Marcas no mundo pós-inteligência artificial: identidade ou automação?

A inteligência artificial chegou para revolucionar o marketing, prometendo eficiência e escala. Mas, e a identidade? Este artigo explora o maior dilema das marcas hoje: como usar a automação sem se tornar apenas mais uma voz no ruído. Saiba por que a estratégia, o propósito e o fator humano são mais importantes do que nunca.

Nos últimos meses, a inteligência artificial saiu dos laboratórios e entrou de vez no dia a dia das marcas, dos consumidores e dos criativos. Ferramentas que antes pareciam distantes hoje fazem parte do processo de criação, estratégia, atendimento e até branding. É inevitável: a IA está redefinindo a forma como construímos e comunicamos uma marca.

Na prática, ela permite produzir mais, em menos tempo e com menos custo. Mas aí vem o questionamento: nesse novo cenário, as marcas vão acabar se parecendo umas com as outras? Vale a pena automatizar tudo, se no fim das contas sua marca perde o que a torna única?

O Risco da Automação Sem Direção

Hoje, ferramentas como ChatGPT e Midjourney estão sendo usadas para gerar textos, imagens, vídeos e muito mais. E está tudo bem com isso, desde que exista um propósito por trás. O que muita gente está fazendo é automatizar sem direção. E quando isso acontece, o resultado é o mesmo para todo mundo: tudo começa a ter a mesma cara.

Prateleira com produtos diferentes, mas todos com o mesmo rótulo genérico gerado por IA, a ilustrar o risco da perda de identidade de marca.
Automatizar sem direção leva à padronização. A identidade de marca é o antídoto.

Isso, para uma marca que quer crescer com consistência, é um risco real. No fim do dia, identidade de marca é o que vai fazer sua marca ser lembrada ou esquecida. E identidade não se gera por prompt. Ela é construída com base em propósito, valores e conexão.
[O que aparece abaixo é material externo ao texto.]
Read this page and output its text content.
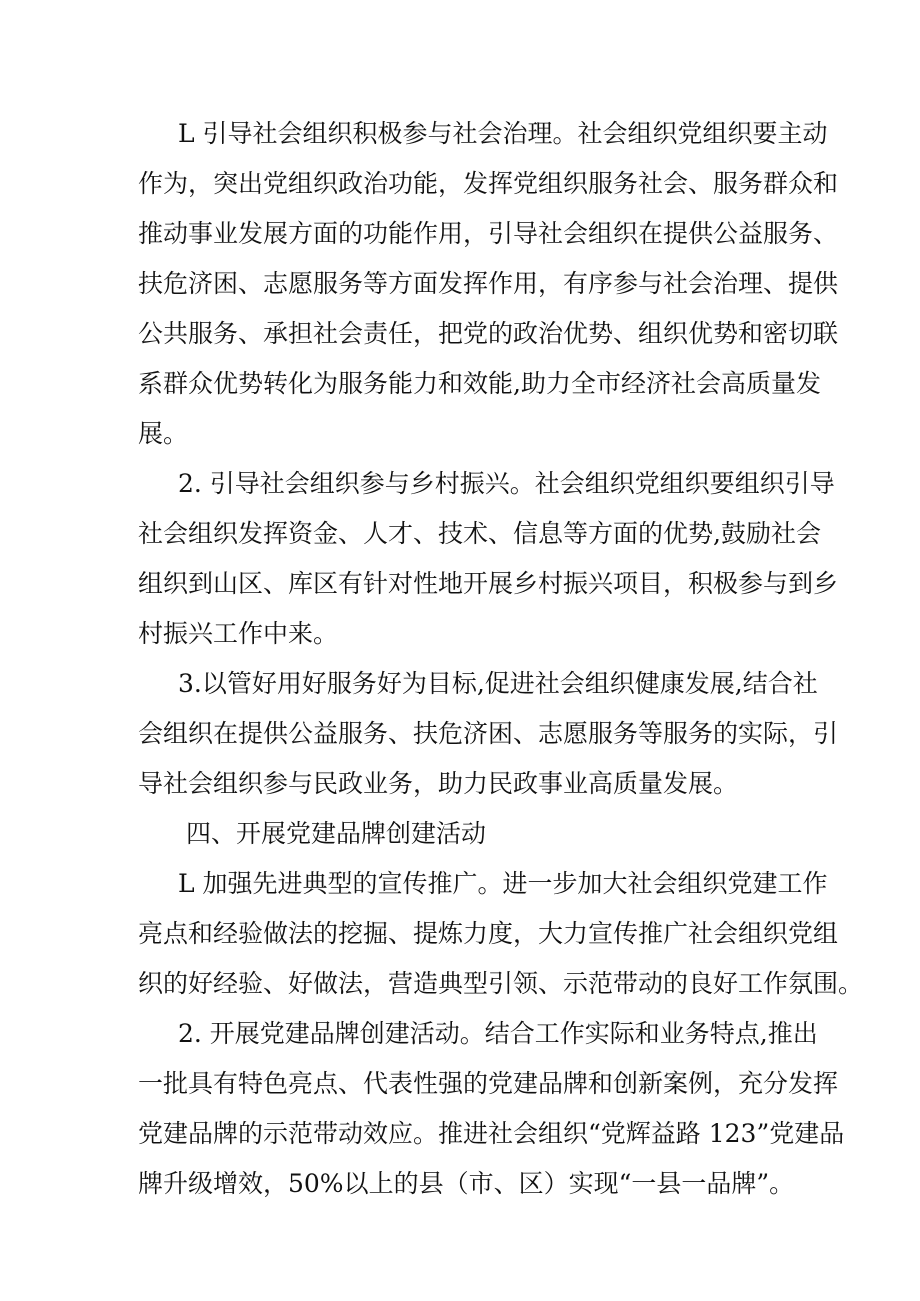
L 引导社会组织积极参与社会治理。社会组织党组织要主动

作为，突出党组织政治功能，发挥党组织服务社会、服务群众和

推动事业发展方面的功能作用，引导社会组织在提供公益服务、

扶危济困、志愿服务等方面发挥作用，有序参与社会治理、提供

公共服务、承担社会责任，把党的政治优势、组织优势和密切联

系群众优势转化为服务能力和效能,助力全市经济社会高质量发

展。

2. 引导社会组织参与乡村振兴。社会组织党组织要组织引导

社会组织发挥资金、人才、技术、信息等方面的优势,鼓励社会

组织到山区、库区有针对性地开展乡村振兴项目，积极参与到乡

村振兴工作中来。

3.以管好用好服务好为目标,促进社会组织健康发展,结合社

会组织在提供公益服务、扶危济困、志愿服务等服务的实际，引

导社会组织参与民政业务，助力民政事业高质量发展。

四、开展党建品牌创建活动

L 加强先进典型的宣传推广。进一步加大社会组织党建工作

亮点和经验做法的挖掘、提炼力度，大力宣传推广社会组织党组

织的好经验、好做法，营造典型引领、示范带动的良好工作氛围。

2. 开展党建品牌创建活动。结合工作实际和业务特点,推出

一批具有特色亮点、代表性强的党建品牌和创新案例，充分发挥

党建品牌的示范带动效应。推进社会组织“党辉益路 123”党建品

牌升级增效，50%以上的县（市、区）实现“一县一品牌”。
A IA como Aliada, Não como Estratega

A IA, usada com consciência, pode ser uma aliada. Ela agiliza, otimiza e abre espaço para testes. Mas não entrega personalidade. Não interpreta sutilezas. Não entende contexto social. E isso tudo importa, principalmente agora, onde a atenção das pessoas está mais disputada do que nunca.

Quando falamos de identidade, estamos falando de um conjunto de fatores que vão além do visual: é tom de voz, narrativa, propósito e cultura. Num mundo onde a IA gera conteúdo 24/7, o que vai continuar fazendo a diferença é justamente o que é mais humano.

Tem muita marca errando porque acha que IA substitui direção criativa. Marcas que não tiverem clareza de posicionamento vão virar só mais uma no feed.

Mão de um designer a criar uma identidade de marca com a ajuda de sugestões de uma ferramenta de inteligência artificial.
A IA pode otimizar e sugerir, mas o olhar curador e a decisão estratégica continuam a ser humanos.

O Equilíbrio Certo: Tecnologia a Serviço da Identidade

Aqui na OnMídia, acreditamos que a tecnologia tem que estar a serviço da identidade. Não é a IA que define a marca; é a marca que define como a IA vai ser usada. É por isso que, antes de qualquer automação, começamos com estratégia. Construímos uma fundação sólida para que, mesmo que a automação entre no processo, a marca não perca o rumo.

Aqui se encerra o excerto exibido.